Некоторое время оба сосредоточенно питались. Первым насытился Яков. Отодвинулся от стола, утер лицо и блаженно расслабился. Дядька Трофим тем временем доел щи, посмотрел на кашу с мясом, прислушался к своим ощущениям и решил погодить пока. Он все ждал подспудно возвращения боли, а на полный желудок приступы проходили гораздо болезненнее.
– Так-то я тебя должен был на сборный пункт доставить, в Молодечно. Но сейчас мыслю не место тебе там. По хорошему бы тебя в Мажеское училище бы отправить, но там у меня концов нет. – Урядник тоже промокнул, мокрое после горячих щей лицо, – а лекарем хотел бы стать?
– Очень, – немного невпопад ответил Яша и засмущался, – а можно?
– Вполне. Тогда так, завтра заедем в Молодечно, я тебе выправлю документы и отвезу в Минск, в школу войсковых лекарей. Там-то у меня связи есть. – Служивый повеселел, – думается мне ты им лишним не будешь. Так и порешим.
Так и вышло. В Молодечно урядник оставил Яшу в коляске, а сам примерно на час пропал в недрах канцелярии. Вернулся с внушительным конвертом. Был он зол и распарен. Возражать вздумали, – доверительно сообщил он. – Мне, георгиевскому кавалеру, – дядька протер свою орденскую колодку. Потом покрутил корпусом и выполнил несколько наклонов. – Не болит! Ну поехали дальше…
До Минска езали еще трое суток. Город поразил Яшу до глубины души. Высоченные дома, величественные храмы. Он вертел головой во все стороны и никак не мог закрыть рот. Если Молодечно был попросту разросшимся местечком, то Минск оказался совершенно другим. Это был настоящий стольный град. Впрочем дядька Трофим явно ориентировался в здешней географии. Коляска проплутала по узким улицам, пересекла проспект и остановилась у внушительной ограды.

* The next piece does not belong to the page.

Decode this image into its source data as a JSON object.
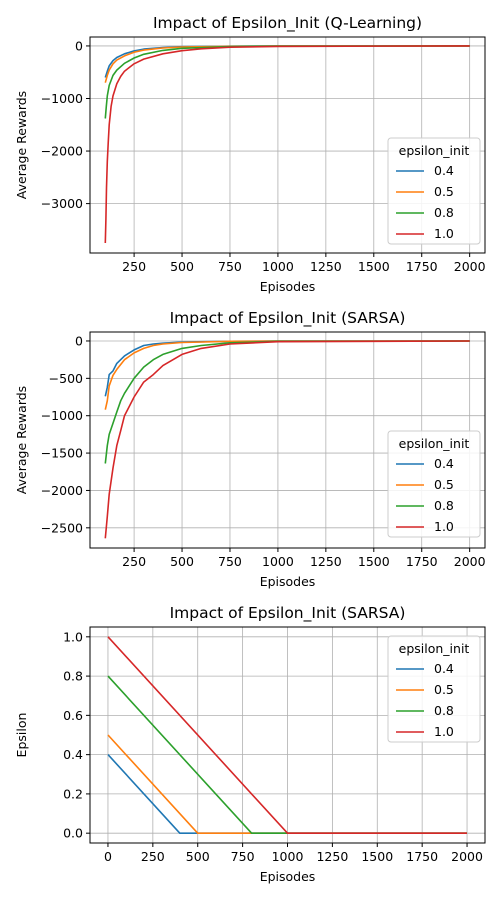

– Прибыли, – урядник соскочил на землю и с удовольствием потянулся, – пошли что ли. Яша спустился следом, сжимая в руках свой тощий мешок с пожитками. Они прошли караулку, где дядька перекинулся парой слов с солдатом и двинулись к широкой парадной лестнице. Потом в широком, сводчатом коридоре, молодой Коэн был усажен на лавку, а его провожатый скрылся за тяжелой дверью. Впрочем дверь до конца не закрылась и можно было слушать, что там происходило.
– Здорово Онисий! – Гаркнул Урядник, – все ряху наедаешь!
– Батюшки Трофим! – В ответ послышался густой низкий бас, – какими судьбами?
– Ученика тебе привез, – зашуршала бумага. Конверт вскрывают, догадался Яша. Потом немного времени было тихо и бас спросил, – а?
– Зацени.
– Стой, как же так? У тебя же рана была с Балканской? И что, ни шрама и ни следа?
– И не болит совершенно. Уже неделю я себя новеньким чувствую. Ну что, нужен тебе такой лекарь?
– Нужен?! – Дверь распахнулась и в проеме показался здоровенный мужик в подпоясанной ремнем черной рясе. – Необходим!
– Вот Яша знакомься, – урядник вышел в коридор следом, поправляя одежду, – благочинный сего заведения отец Онисий.
– Яков Коэн, – парень вскочил и поклонился.
– Коэн значит, – Онисий огладил свою густую бороду и оглядел Яшу цепким взглядом, – что же, добро пожаловать в училище Яков Коэн!